The Nail That Sticks Up Gets Hammered Down

(Source)

The title of this post is a saying that is (or was) common in Japan, and reflected the importance of conformity in the Japanese culture. Notwithstanding that prepping tends to reflect the idea of rugged individualism, much of the practice of prepping (including self-defense) actually revolves around not sticking out. Several of Sun Tzu's teachings reflected a belief that the best battle is the one that is never fought. Part of avoiding a battle, or not being a crime victim, is to avoid being singled out as a target. We use terms such as the "grey man" and "OPSEC" as short hand for not sticking out or revealing information that makes us a target. It is all about not calling undue attention to oneself.

Which brings me to a couple of articles that I found interesting. Grant Cunningham recently penned an article for Personal Security Institute called "Learning how to NOT call attention to yourself is part of self defense!" His particular topic is people advertising their ownership of firearms through NRA or firearms related stickers on their vehicles, but is applicable to other aspects of our behavior and demeanor. Cunningham writes:
The presence of those “victim indicators” don’t necessarily mean that the person displaying them will always be attacked, while the opposite posture won’t always keep someone from becoming a victim. They are simply inputs that a criminal will process as he decides who will be victimized. There are no absolutes and no guarantees. However, there are probabilities!

Being alert about your surroundings, not allowing yourself to be distracted, decreases the probability of you becoming a victim. It doesn’t eliminate the possibility, of course, but it reduces it substantially relative to those around you. I would never tell anyone to walk around in a public area with their head buried in their phone (though people do it all the time) because it raises their victim profile. It’s a silly thing to do in public (or anyplace where you don’t control who is in your immediate environment) even if it doesn’t always result in being attacked.
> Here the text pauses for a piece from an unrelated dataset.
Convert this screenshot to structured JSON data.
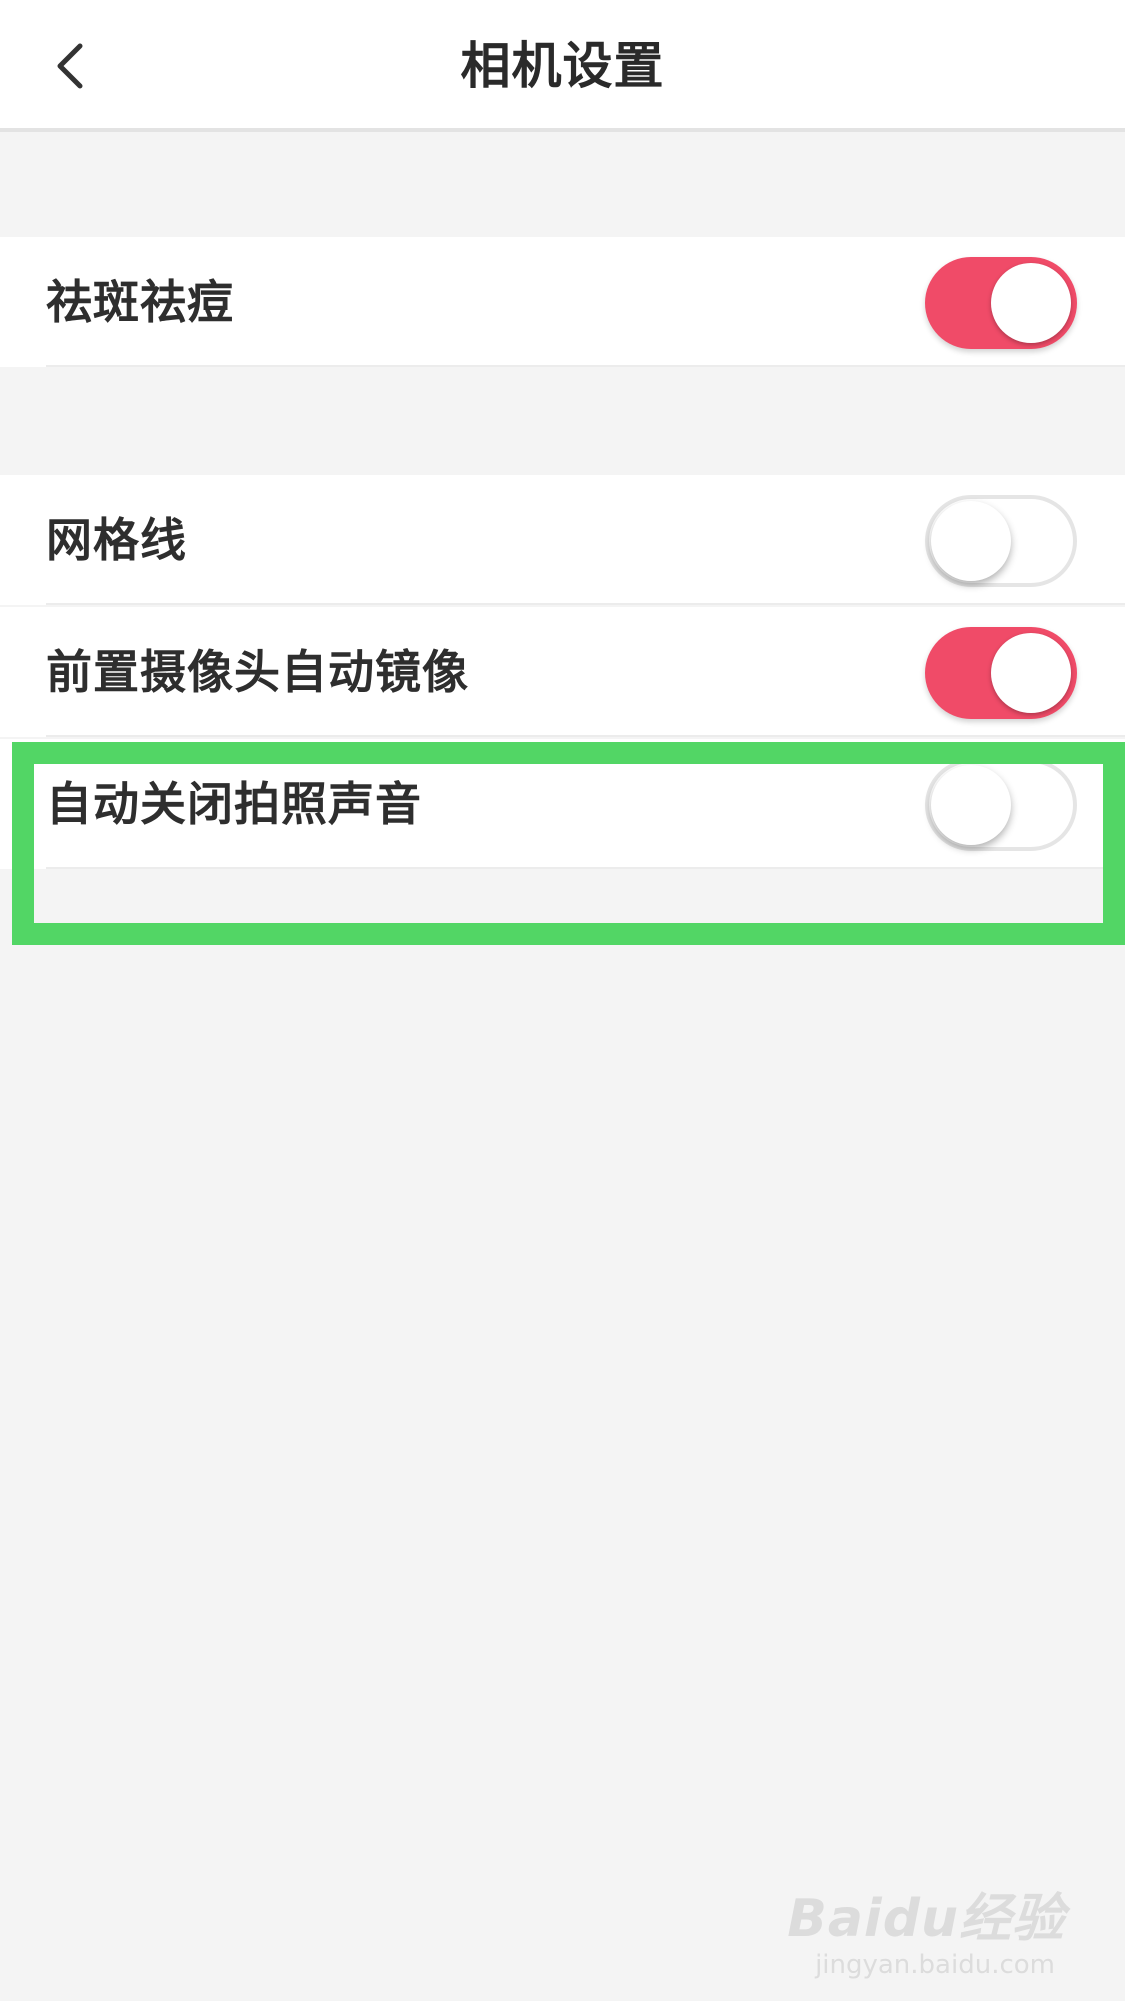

Having gun stickers (or any other indicator of valuable possessions) on your car’s bumper is likewise something I advise people not to do. Not because it will inevitably lead to a burglary or assault, but because it raises the risk of those happening beyond what it would likely be if they weren’t present.

This idea of reducing your victim profile is a concept known as “the grey man” — that is, someone who doesn’t call attention to himself in any substantial way. He blends into the background, not standing out against the mass of other people in the environment. It’s modern camouflage, a way to keep from being singled out from the herd. Is it a guarantee? No!

I understand that the idea of not standing out from the rest of humanity is probably anathema to many of my readers; it is to me, to be perfectly honest. I like being a little different than those around me, and being known for being a little different. I choose that difference carefully, however, and entertain it in a way that doesn’t make me seem to be a more valuable victim than someone else. There’s “different” and there’s “better victim” — you need to understand the difference!
This brings me to a second article, entitled "The Art of Blending in: 5 Tips from a Counterintelligence Special Agent" from Graywolf Survival. His tips are for someone travelling in a foreign country or during a grid-down type emergency. They are: 1. Demeanor is your biggest ally and your biggest enemy; 2. Dressing for OPSEC doesn’t mean a disguise; 3. Don’t let your guard down at home; 4. Don’t give away your capabilities; and 5. If you look vulnerable, you look like a target. The author also lists some books for those wishing to pursue the topic further. Anyway, check it out.